Families: Summary & Data Highlights

Child Care 

From 2007 to 2011, use of child care for children birth to 5 years old increased sharply in King County’s South Region.

  •  In 2011, more than half of King County preschool-aged children were in regularly scheduled child care.
  • 17% of school-age children (age 6-14 years) attended regularly scheduled pre-school or after-school care.
  • Child care is most expensive for infants and at child care centers.
  • Child care subsidies are limited, especially in King County. 

Employment Benefits 

Employees of private companies in Washington were less likely to have health insurance benefits in 2011 than in 2004.

  • The overall picture for family-friendly employment benefits in Washington State was bleaker in 2011 than it was in 2004.
  • An exception to this trend was telecommuting, where, from 2000 to 2010, the percentage of King County workers participating in employer-sponsored telecommuting programs more than doubled – from 5% to 12%.  Participants were likely to be …
    • … highly educated.
    • … well-paid.
    • … non-union employees.
  • Although the percentage of King County workers offered on-site child care declined slightly (from 10% in 2000 to 7% in 2010), two groups of employees were offered this benefit at double the average rate:
    • 24% of workers in manufacturing
    • 20% of workers in firms with at least 1000 employees
    • In addition, union members were more likely than non-union workers to be offered this benefit.

Child Rearing – Coping & Emotional Support

Emotional support for child rearing is not equally available to all parents in King County.

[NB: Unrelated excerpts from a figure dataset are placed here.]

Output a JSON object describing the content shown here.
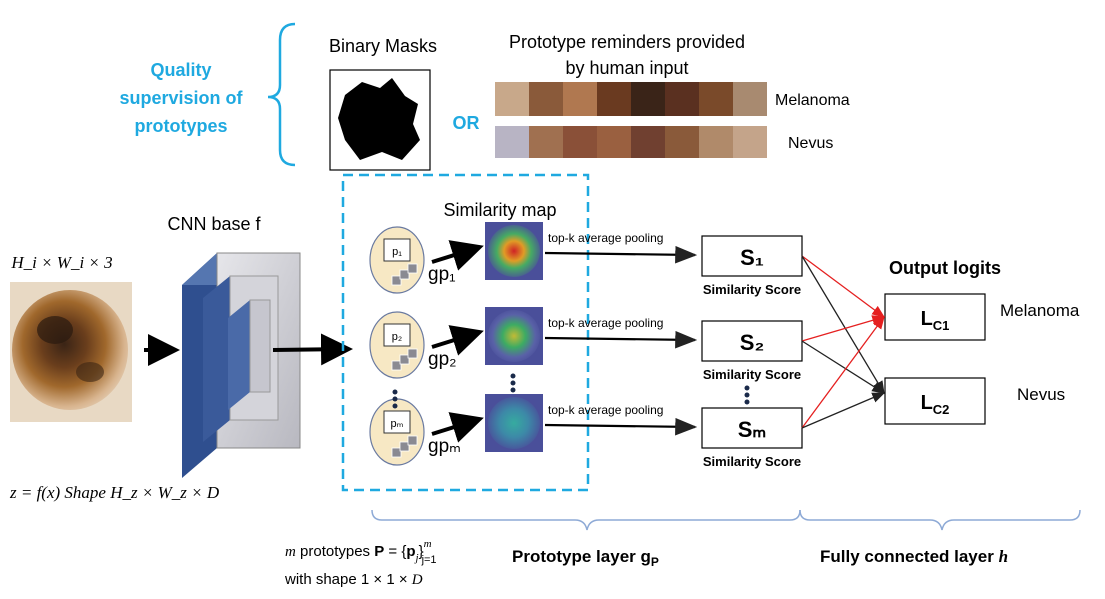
{
  "quality": {
    "line1": "Quality",
    "line2": "supervision of",
    "line3": "prototypes",
    "color": "#1fa9e0"
  },
  "masks": {
    "title": "Binary Masks",
    "or": "OR"
  },
  "reminders": {
    "title_line1": "Prototype reminders provided",
    "title_line2": "by human input",
    "melanoma": "Melanoma",
    "nevus": "Nevus"
  },
  "input": {
    "shape_label": "H_i × W_i × 3"
  },
  "cnn": {
    "title": "CNN base f",
    "shape_label": "z = f(x) Shape H_z × W_z × D"
  },
  "similarity_map": {
    "title": "Similarity map"
  },
  "prototypes": [
    {
      "label": "p₁",
      "g": "gp₁",
      "pool": "top-k average pooling",
      "score": "S₁"
    },
    {
      "label": "p₂",
      "g": "gp₂",
      "pool": "top-k average pooling",
      "score": "S₂"
    },
    {
      "label": "pₘ",
      "g": "gpₘ",
      "pool": "top-k average pooling",
      "score": "Sₘ"
    }
  ],
  "similarity_score_label": "Similarity  Score",
  "output": {
    "title": "Output logits",
    "logit1": "L_C1",
    "logit2": "L_C2",
    "class1": "Melanoma",
    "class2": "Nevus"
  },
  "bottom": {
    "prototypes_line1": "m prototypes P = {p_j}_{j=1}^m",
    "prototypes_line2": "with shape 1 × 1 × D",
    "prototype_layer": "Prototype layer g_P",
    "fc_layer": "Fully connected layer h"
  },
  "colors": {
    "accent": "#1fa9e0",
    "red_edge": "#e52020",
    "black_edge": "#222222",
    "brace": "#8eaad6",
    "proto_fill": "#f7e8c4",
    "cnn_blue": "#2f4f8f"
  }
}
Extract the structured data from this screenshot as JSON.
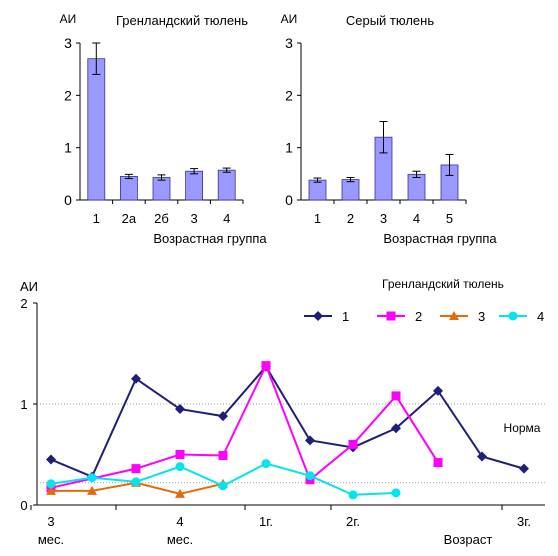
{
  "chart_data": [
    {
      "type": "bar",
      "title": "Гренландский тюлень",
      "ylabel": "АИ",
      "xlabel": "Возрастная группа",
      "categories": [
        "1",
        "2а",
        "2б",
        "3",
        "4"
      ],
      "values": [
        2.7,
        0.45,
        0.43,
        0.55,
        0.57
      ],
      "errors": [
        0.3,
        0.04,
        0.05,
        0.05,
        0.04
      ],
      "ylim": [
        0,
        3
      ],
      "yticks": [
        "0",
        "1",
        "2",
        "3"
      ],
      "bar_color": "#9999ff"
    },
    {
      "type": "bar",
      "title": "Серый тюлень",
      "ylabel": "АИ",
      "xlabel": "Возрастная группа",
      "categories": [
        "1",
        "2",
        "3",
        "4",
        "5"
      ],
      "values": [
        0.38,
        0.39,
        1.2,
        0.49,
        0.67
      ],
      "errors": [
        0.04,
        0.04,
        0.3,
        0.06,
        0.2
      ],
      "ylim": [
        0,
        3
      ],
      "yticks": [
        "0",
        "1",
        "2",
        "3"
      ],
      "bar_color": "#9999ff"
    },
    {
      "type": "line",
      "title": "Гренландский тюлень",
      "ylabel": "АИ",
      "xlabel": "Возраст",
      "ylim": [
        0,
        2
      ],
      "yticks": [
        "0",
        "1",
        "2"
      ],
      "x_tick_labels": [
        {
          "line1": "3",
          "line2": "мес."
        },
        {
          "line1": "4",
          "line2": "мес."
        },
        {
          "line1": "1г.",
          "line2": ""
        },
        {
          "line1": "2г.",
          "line2": ""
        },
        {
          "line1": "3г.",
          "line2": ""
        }
      ],
      "norm_label": "Норма",
      "norm_values": [
        1.0,
        0.22
      ],
      "legend_position": "top-right",
      "series": [
        {
          "name": "1",
          "color": "#1f1f7a",
          "marker": "diamond",
          "points": [
            [
              0,
              0.45
            ],
            [
              1,
              0.28
            ],
            [
              2,
              1.25
            ],
            [
              3,
              0.95
            ],
            [
              4,
              0.88
            ],
            [
              5,
              1.37
            ],
            [
              6,
              0.64
            ],
            [
              7,
              0.57
            ],
            [
              8,
              0.76
            ],
            [
              9,
              1.13
            ],
            [
              10,
              0.48
            ],
            [
              11,
              0.36
            ]
          ]
        },
        {
          "name": "2",
          "color": "#ff00ff",
          "marker": "square",
          "points": [
            [
              0,
              0.17
            ],
            [
              2,
              0.36
            ],
            [
              3,
              0.5
            ],
            [
              4,
              0.49
            ],
            [
              5,
              1.38
            ],
            [
              6,
              0.25
            ],
            [
              7,
              0.6
            ],
            [
              8,
              1.08
            ],
            [
              9,
              0.42
            ]
          ]
        },
        {
          "name": "3",
          "color": "#e36c09",
          "marker": "triangle",
          "points": [
            [
              0,
              0.14
            ],
            [
              1,
              0.14
            ],
            [
              2,
              0.22
            ],
            [
              3,
              0.11
            ],
            [
              4,
              0.21
            ]
          ]
        },
        {
          "name": "4",
          "color": "#00e5ee",
          "marker": "circle",
          "points": [
            [
              0,
              0.21
            ],
            [
              1,
              0.27
            ],
            [
              2,
              0.23
            ],
            [
              3,
              0.38
            ],
            [
              4,
              0.19
            ],
            [
              5,
              0.41
            ],
            [
              6,
              0.29
            ],
            [
              7,
              0.1
            ],
            [
              8,
              0.12
            ]
          ]
        }
      ]
    }
  ]
}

  • Parents who had emotional support with child rearing all or most of the time were twice as likely to report coping “very well” than those with less support.
  • Some parents were less likely than others to have someone to whom they could turn for emotional support with child rearing.  These included:
    • People of color (70%) vs. non-Hispanic whites (87%)
    • People born outside the U.S. (69%) vs. U.S. born (86%)
    • People for whom English was not their first language (60% vs. 85%)
    • People with family income <$50,000 (69%) vs. income ≥$75,000 (85%)
    • People who were not part of a couple (68%) vs. those in a couple relationship (84%)

Reading/Telling Stories to Children 

Daily reading to children younger than 5 is most likely if parents were born in the U.S., learned English as their first language, and are non-Hispanic white.

  • 67% of King County children birth to age 5 were read to daily by parents or other family members; 46% were told stories daily.
  • Daily reading and daily story-telling were more likely for children living in Seattle than those living in the East Region.
  • Daily reading to children was most likely among parents/guardians who:
    • Were non-Hispanic white rather than people of color.
    • Were born in the U.S.
    • Spoke English as their first language.
    • Had graduated from college.
    • Earned $75,000 or more a year.
    • Were in excellent, very good, or good health.